Le jeune garçon, transporté hier d’urgence à l’hôpital, a succombé ; la police a inculpé l’un de ses oncles pour tentative de meurtre

Des voitures de police dans le quartier de Ramot à Jérusalem, où un garçon de 4 ans a été prétendument étouffé par un proche, le 13 août 2022. (Crédit : Police israélienne)
Des voitures de police dans le quartier de Ramot à Jérusalem, où un garçon de 4 ans a été prétendument étouffé par un proche, le 13 août 2022. (Crédit : Police israélienne)

Un enfant âgé de 4 ans, habitant du quartier de Ramot à Jérusalem, a été déclaré mort ce dimanche après avoir été prétendument étranglé par son oncle la veille. Il avait été hospitalisé dans un état critique samedi.

Dans un communiqué, le centre médical Shaare Zedek a déclaré que « le personnel d’urgence et l’unité de soins intensifs pédiatriques se sont battus pendant des heures pour lui sauver la vie, mais malheureusement nous devons prononcer la mort de l’enfant ».

« Nous partageons le chagrin de la famille », a ajouté l’hôpital.

L’annonce est intervenue après qu’un urgentiste du Magen David Adom a déclaré samedi que ses services avaient trouvé le garçon sans pouls, mais qu’ils avaient pu le réanimer sur le chemin de l’hôpital et faire ainsi battre son cœur à nouveau.

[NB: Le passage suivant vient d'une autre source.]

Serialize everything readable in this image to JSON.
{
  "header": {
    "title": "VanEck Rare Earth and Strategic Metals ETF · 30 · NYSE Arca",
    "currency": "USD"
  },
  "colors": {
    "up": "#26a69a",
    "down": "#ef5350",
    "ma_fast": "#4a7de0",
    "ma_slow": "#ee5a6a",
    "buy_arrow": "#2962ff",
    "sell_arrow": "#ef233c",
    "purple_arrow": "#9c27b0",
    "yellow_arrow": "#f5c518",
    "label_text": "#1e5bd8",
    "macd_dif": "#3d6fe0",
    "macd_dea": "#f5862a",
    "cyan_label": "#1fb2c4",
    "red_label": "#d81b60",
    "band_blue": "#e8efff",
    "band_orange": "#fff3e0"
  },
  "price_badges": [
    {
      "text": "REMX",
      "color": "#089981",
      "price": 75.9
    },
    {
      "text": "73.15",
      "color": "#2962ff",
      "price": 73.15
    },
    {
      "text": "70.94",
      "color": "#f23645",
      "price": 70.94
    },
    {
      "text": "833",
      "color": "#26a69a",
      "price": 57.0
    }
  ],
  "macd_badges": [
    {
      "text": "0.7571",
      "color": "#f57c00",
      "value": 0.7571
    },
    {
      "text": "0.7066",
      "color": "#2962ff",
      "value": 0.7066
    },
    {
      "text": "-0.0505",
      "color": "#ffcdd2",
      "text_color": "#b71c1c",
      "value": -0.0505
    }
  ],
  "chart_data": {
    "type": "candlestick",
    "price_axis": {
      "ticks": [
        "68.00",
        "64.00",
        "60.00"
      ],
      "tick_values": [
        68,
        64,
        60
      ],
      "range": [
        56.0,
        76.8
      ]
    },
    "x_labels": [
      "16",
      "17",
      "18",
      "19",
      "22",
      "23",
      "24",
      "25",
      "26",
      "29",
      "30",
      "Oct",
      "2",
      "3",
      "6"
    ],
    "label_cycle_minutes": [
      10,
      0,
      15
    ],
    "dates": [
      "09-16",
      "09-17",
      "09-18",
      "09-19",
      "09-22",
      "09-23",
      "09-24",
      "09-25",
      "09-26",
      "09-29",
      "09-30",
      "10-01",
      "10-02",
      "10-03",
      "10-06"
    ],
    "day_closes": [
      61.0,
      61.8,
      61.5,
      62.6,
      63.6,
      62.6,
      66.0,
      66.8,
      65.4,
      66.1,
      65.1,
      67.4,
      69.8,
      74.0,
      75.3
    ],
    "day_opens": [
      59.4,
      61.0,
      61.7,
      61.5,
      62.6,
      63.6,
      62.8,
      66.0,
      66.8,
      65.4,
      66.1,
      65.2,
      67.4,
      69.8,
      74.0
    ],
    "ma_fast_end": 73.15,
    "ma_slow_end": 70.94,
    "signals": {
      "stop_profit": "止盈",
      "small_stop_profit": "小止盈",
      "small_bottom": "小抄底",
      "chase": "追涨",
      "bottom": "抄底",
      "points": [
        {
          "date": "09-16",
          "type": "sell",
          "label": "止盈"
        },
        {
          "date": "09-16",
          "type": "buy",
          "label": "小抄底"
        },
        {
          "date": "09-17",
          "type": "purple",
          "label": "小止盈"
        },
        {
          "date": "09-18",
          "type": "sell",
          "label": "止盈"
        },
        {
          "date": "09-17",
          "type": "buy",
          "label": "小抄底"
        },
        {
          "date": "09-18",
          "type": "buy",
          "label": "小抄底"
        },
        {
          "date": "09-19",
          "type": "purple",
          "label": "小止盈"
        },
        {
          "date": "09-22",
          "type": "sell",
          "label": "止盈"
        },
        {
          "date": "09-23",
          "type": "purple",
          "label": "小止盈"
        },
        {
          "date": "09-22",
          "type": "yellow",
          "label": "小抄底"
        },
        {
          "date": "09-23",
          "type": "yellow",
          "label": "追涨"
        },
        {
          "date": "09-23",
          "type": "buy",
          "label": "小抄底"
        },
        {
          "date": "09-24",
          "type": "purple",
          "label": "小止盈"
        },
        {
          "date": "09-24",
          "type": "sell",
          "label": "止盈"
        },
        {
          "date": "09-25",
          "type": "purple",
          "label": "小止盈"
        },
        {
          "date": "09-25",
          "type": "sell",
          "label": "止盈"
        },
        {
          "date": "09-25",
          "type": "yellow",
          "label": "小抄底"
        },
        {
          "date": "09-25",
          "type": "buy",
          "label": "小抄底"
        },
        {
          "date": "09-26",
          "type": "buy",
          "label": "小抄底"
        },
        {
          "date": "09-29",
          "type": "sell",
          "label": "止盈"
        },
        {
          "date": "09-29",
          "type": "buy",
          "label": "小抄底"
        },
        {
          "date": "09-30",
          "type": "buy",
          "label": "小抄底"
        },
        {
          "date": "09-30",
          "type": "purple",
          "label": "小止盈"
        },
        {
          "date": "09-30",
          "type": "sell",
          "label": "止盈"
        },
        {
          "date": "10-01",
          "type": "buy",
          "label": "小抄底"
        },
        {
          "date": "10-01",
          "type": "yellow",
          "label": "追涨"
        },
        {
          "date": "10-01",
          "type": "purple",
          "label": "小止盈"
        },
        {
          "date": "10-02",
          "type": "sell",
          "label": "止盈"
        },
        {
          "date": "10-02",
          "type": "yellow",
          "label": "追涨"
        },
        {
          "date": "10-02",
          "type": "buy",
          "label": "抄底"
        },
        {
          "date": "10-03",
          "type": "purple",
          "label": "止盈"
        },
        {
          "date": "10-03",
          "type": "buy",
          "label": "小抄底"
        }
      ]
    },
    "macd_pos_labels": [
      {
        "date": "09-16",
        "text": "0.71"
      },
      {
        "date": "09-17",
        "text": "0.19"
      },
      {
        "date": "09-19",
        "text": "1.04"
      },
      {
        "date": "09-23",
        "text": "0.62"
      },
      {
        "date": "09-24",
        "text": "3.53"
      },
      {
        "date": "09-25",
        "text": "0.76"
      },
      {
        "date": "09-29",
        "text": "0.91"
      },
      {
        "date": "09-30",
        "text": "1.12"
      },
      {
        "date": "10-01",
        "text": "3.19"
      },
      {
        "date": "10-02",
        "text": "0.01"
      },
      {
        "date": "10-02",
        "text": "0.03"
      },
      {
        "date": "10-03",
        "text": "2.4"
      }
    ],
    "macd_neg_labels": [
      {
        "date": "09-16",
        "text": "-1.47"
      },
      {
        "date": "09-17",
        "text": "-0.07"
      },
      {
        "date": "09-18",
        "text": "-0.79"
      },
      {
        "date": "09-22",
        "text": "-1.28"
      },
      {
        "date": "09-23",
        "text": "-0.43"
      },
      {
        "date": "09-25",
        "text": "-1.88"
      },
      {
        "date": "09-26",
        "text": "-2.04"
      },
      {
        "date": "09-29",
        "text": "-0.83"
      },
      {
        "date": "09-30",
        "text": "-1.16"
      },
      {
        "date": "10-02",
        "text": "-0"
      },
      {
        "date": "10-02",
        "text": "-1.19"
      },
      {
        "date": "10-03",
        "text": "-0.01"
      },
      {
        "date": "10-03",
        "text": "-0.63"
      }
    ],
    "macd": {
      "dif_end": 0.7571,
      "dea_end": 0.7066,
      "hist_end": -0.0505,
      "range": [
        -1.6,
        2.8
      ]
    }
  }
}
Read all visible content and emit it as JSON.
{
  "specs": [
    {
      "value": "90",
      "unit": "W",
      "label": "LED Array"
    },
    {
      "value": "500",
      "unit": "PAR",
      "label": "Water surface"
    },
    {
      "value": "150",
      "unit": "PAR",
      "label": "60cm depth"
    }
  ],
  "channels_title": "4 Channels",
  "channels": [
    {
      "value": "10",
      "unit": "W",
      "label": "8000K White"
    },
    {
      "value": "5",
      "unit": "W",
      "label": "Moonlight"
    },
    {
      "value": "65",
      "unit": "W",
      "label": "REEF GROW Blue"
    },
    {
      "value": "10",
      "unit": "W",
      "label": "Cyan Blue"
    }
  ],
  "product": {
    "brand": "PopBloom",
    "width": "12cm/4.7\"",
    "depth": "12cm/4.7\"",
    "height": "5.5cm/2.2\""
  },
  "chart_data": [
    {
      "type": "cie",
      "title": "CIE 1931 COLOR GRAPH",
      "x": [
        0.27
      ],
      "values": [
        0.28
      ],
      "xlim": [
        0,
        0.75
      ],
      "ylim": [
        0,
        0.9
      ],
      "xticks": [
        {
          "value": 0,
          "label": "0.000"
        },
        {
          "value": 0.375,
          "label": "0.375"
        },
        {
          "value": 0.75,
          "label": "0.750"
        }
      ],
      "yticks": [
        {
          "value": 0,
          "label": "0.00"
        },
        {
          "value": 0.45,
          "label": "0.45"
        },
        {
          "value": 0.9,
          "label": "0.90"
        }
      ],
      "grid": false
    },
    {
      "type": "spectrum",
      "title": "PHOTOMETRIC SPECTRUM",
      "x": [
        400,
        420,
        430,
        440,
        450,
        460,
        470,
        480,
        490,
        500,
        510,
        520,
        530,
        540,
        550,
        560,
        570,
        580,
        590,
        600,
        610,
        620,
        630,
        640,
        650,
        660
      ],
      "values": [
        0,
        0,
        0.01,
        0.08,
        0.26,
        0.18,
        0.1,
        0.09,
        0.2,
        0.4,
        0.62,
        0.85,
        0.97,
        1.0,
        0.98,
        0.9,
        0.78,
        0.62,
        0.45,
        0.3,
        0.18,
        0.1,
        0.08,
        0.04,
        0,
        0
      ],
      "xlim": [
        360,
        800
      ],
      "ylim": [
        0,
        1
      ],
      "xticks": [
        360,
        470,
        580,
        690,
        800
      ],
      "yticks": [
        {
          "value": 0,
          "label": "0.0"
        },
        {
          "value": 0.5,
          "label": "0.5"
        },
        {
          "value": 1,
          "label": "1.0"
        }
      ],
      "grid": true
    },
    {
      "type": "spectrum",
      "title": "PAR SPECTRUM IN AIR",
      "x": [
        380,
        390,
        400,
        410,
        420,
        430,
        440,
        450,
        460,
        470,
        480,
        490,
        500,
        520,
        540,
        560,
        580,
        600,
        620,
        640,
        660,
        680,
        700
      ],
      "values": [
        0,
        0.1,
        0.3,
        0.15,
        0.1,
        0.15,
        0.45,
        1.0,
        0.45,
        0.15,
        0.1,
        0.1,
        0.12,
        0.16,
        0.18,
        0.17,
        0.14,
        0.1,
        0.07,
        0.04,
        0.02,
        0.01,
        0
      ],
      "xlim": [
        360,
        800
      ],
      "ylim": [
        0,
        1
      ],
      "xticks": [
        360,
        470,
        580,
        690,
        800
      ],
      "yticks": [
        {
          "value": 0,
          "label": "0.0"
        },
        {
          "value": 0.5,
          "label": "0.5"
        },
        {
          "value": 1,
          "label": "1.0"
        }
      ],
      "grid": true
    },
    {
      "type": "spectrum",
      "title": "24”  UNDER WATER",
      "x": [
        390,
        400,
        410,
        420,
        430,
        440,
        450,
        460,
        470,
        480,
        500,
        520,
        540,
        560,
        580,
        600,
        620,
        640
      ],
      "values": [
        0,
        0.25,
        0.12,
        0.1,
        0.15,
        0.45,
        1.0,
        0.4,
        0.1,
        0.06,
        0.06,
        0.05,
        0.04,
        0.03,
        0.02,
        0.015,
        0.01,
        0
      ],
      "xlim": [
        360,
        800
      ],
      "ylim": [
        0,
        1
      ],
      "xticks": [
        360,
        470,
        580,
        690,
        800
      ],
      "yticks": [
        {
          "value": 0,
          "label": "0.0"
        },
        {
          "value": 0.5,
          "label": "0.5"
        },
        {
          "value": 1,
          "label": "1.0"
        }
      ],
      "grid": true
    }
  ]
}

La police a arrêté l’oncle accusé et traite cette affaire comme une tentative de meurtre présumée.

Citant les premières conclusions de l’enquête, la police a déclaré que le jeune garçon n’avait pas répondu aux différents appels des membres de sa famille. Le père fut rappelé de la synagogue ; c’est alors que la famille a remarqué que la porte du suspect était fermée à clef et a fait irruption dans sa chambre. C’est là qu’ils ont trouvé le garçon inconscient gisant sur le sol, selon la police.

Le suspect, âgé de 27 ans, a ensuite été arrêté par les agents appelés sur les lieux. Il a été identifié ce dimanche comme étant l’oncle de l’enfant.

Selon les premières informations, il souffrirait de troubles mentaux.

« L’enquête se poursuit », a précisé la police.